Investors have grown increasingly bullish on Samsung Electronics Co. ahead of its Tuesday results report, betting that the global memory-chip cycle is near a bottom.
The company’s shares have rallied 24% this year, overcoming three straight quarters of disappointing earnings and delayed shareholder return improvement on hopes for an end to the years-long semiconductor downcycle. That’s left some punters questioning how much upside can be left amid concerns including the U.S.-China trade war and South Korea’s spat with Japan.
“The stock may face a short-term correction after the earnings announcement, as the expectation of a rebound in earnings has already been priced in,” said Heo Pil-Seok, chief executive officer at Midas International Asset Management. “Still, from a medium-term perspective, we have confirmed that the semiconductor industry has reached a bottom.”
Shares of Samsung fluctuated Monday, ahead of the company’s preliminary third-quarter results on Tuesday. Analysts estimate it will post operating income of 6.9 trillion won, compared with the record 17 trillion won it reported a year earlier.
While most of the disappointment has been due to declining prices for memory chips, which account for nearly 80% of the company’s operating income, there have been some signs of improvement recently. Spot prices for 4GB DRAM chips fell 0.8% in the third quarter, less than than the 24% drop in the previous quarter.
“The situation in the global memory-chip industry seems to be good, and I guess the third-quarter earnings will be slightly better than the current market consensus,” said Lee Jin-Ho, a fund manager at Eugene Asset Management in Seoul.
Analysts were similarly optimistic on signs of a chip cycle bottom after a weak forecast last week from U.S. peer Micron Technology Inc. The third-biggest player in the global memory-chip industry — after Samsung and its Korean compatriot SK Hynix Inc. — said it’s vulnerable to the U.S.-China trade war and that recent improvements in orders may not be driven by sustainable demand.
The T. Rowe Price Science & Technology Fund boosted its holdings of Samsung and Micron in June. Ken Allen, who manages the $6 billion fund, which has beaten 95% of its peers in 2019 and over the last five years, said he saw an opportunity.
“Our focus is less so on trying to predict short-term movements in memory prices and more so on evaluating the longer-term merits of the companies and industry relative to the stocks’ valuations,” Allen said. “We believe great investment returns can often come from buying when others are wary — for cyclical, secular — or other reasons.”
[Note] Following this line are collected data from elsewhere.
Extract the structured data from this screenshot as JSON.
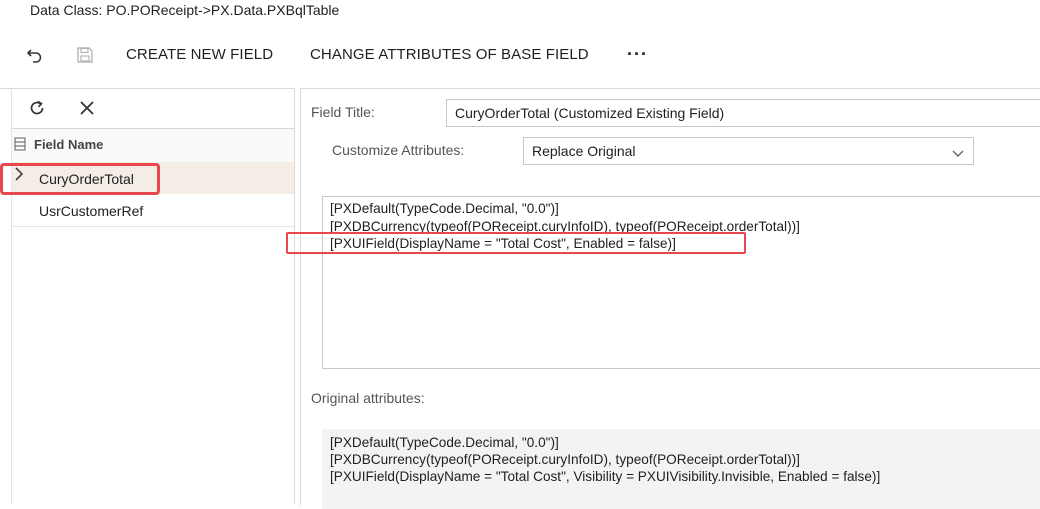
{
  "header": {
    "data_class": "Data Class: PO.POReceipt->PX.Data.PXBqlTable"
  },
  "toolbar": {
    "undo_icon": "undo-icon",
    "save_icon": "save-icon",
    "create_new_field": "CREATE NEW FIELD",
    "change_attributes": "CHANGE ATTRIBUTES OF BASE FIELD",
    "more": "···"
  },
  "left_panel": {
    "refresh_icon": "refresh-icon",
    "close_icon": "close-icon",
    "column_header": "Field Name",
    "rows": [
      {
        "label": "CuryOrderTotal",
        "selected": true
      },
      {
        "label": "UsrCustomerRef",
        "selected": false
      }
    ]
  },
  "form": {
    "field_title_label": "Field Title:",
    "field_title_value": "CuryOrderTotal (Customized Existing Field)",
    "customize_label": "Customize Attributes:",
    "customize_value": "Replace Original",
    "code_lines": [
      "[PXDefault(TypeCode.Decimal, \"0.0\")]",
      "[PXDBCurrency(typeof(POReceipt.curyInfoID), typeof(POReceipt.orderTotal))]",
      "[PXUIField(DisplayName = \"Total Cost\", Enabled = false)]"
    ],
    "original_label": "Original attributes:",
    "original_lines": [
      "[PXDefault(TypeCode.Decimal, \"0.0\")]",
      "[PXDBCurrency(typeof(POReceipt.curyInfoID), typeof(POReceipt.orderTotal))]",
      "[PXUIField(DisplayName = \"Total Cost\", Visibility = PXUIVisibility.Invisible, Enabled = false)]"
    ]
  },
  "colors": {
    "highlight": "#e9474f",
    "selected_row": "#f3ede6"
  }
}
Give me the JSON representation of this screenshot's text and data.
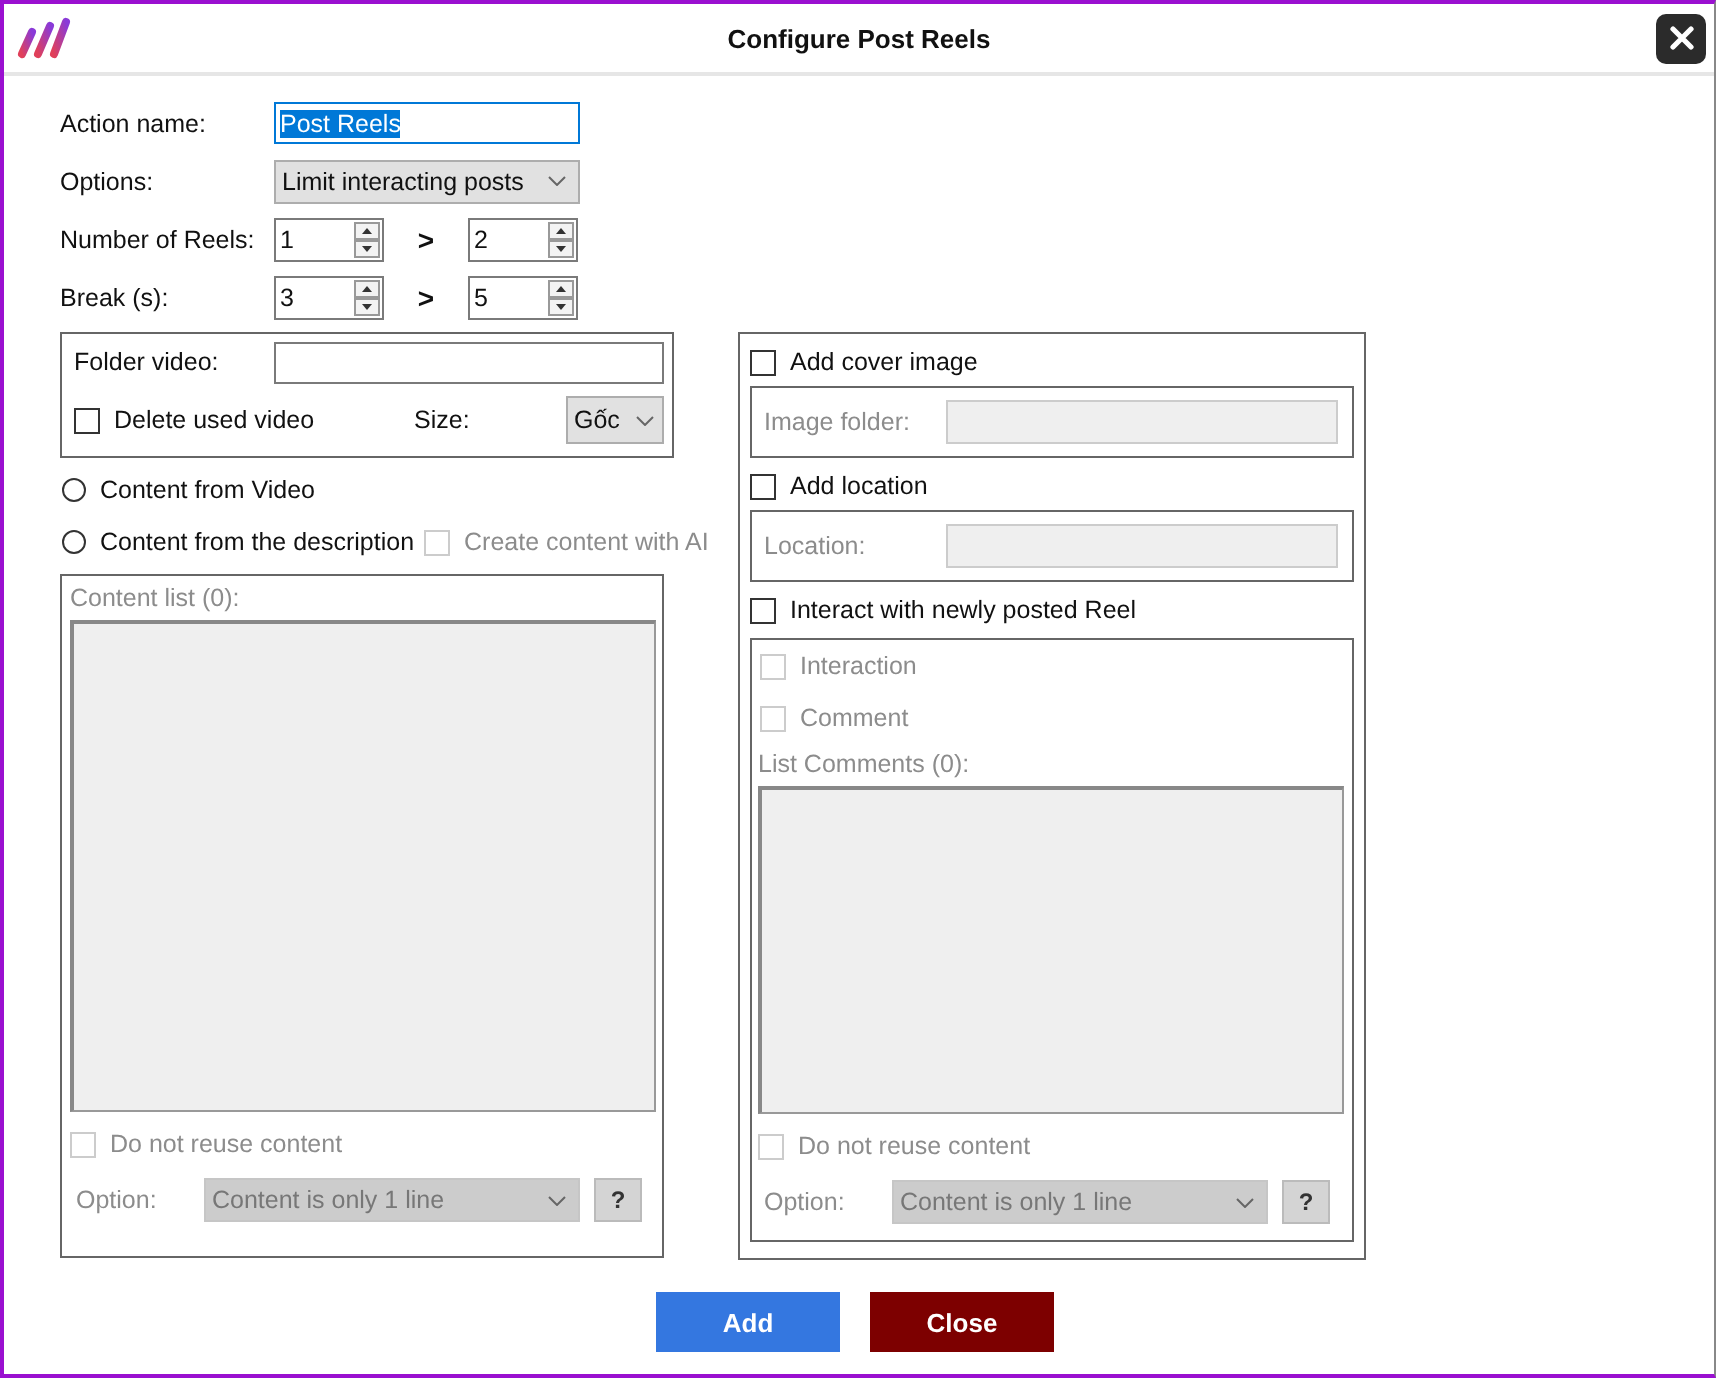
{
  "window": {
    "title": "Configure Post Reels"
  },
  "form": {
    "action_name": {
      "label": "Action name:",
      "value": "Post Reels",
      "selected": true
    },
    "options": {
      "label": "Options:",
      "value": "Limit interacting posts"
    },
    "ranges": [
      {
        "label": "Number of Reels:",
        "from": "1",
        "separator": ">",
        "to": "2"
      },
      {
        "label": "Break (s):",
        "from": "3",
        "separator": ">",
        "to": "5"
      }
    ]
  },
  "video": {
    "folder_label": "Folder video:",
    "delete_used_video": {
      "label": "Delete used video",
      "checked": false
    },
    "size_label": "Size:",
    "size": "Gốc"
  },
  "content_source": [
    {
      "label": "Content from Video",
      "selected": false
    },
    {
      "label": "Content from the description",
      "selected": false
    }
  ],
  "ai_option": {
    "label": "Create content with AI",
    "checked": false,
    "disabled": true
  },
  "content_list": {
    "label": "Content list (0):",
    "no_reuse": {
      "label": "Do not reuse content",
      "checked": false,
      "disabled": true
    },
    "option_label": "Option:",
    "option": "Content is only 1 line",
    "help": "?"
  },
  "cover_image": {
    "label": "Add cover image",
    "checked": false,
    "field_label": "Image folder:"
  },
  "location": {
    "label": "Add location",
    "checked": false,
    "field_label": "Location:"
  },
  "interact": {
    "label": "Interact with newly posted Reel",
    "checked": false,
    "items": [
      {
        "label": "Interaction",
        "checked": false,
        "disabled": true
      },
      {
        "label": "Comment",
        "checked": false,
        "disabled": true
      }
    ],
    "list_label": "List Comments (0):",
    "no_reuse": {
      "label": "Do not reuse content",
      "checked": false,
      "disabled": true
    },
    "option_label": "Option:",
    "option": "Content is only 1 line",
    "help": "?"
  },
  "buttons": [
    {
      "label": "Add",
      "kind": "primary"
    },
    {
      "label": "Close",
      "kind": "danger"
    }
  ]
}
In addition to global concerns, the Korean makers face a homegrown threat in their government’s feud with Japan, which has placed restrictions on exports of key materials used in chip production. Some observers such as Won Ju-young, a fund manager at Shinyoung Asset Management, see this as more of an opportunity for Korean suppliers to Samsung and Hynix than a threat to the local industry. Still, the overall outlook for the industry is less than clear.
“I know the demand for chips will be good, from servers, 5G technology and artificial intelligence,” Won said. “But if global growth remains stagnant and the trade war remains, the recovery could be delayed for longer than expected.”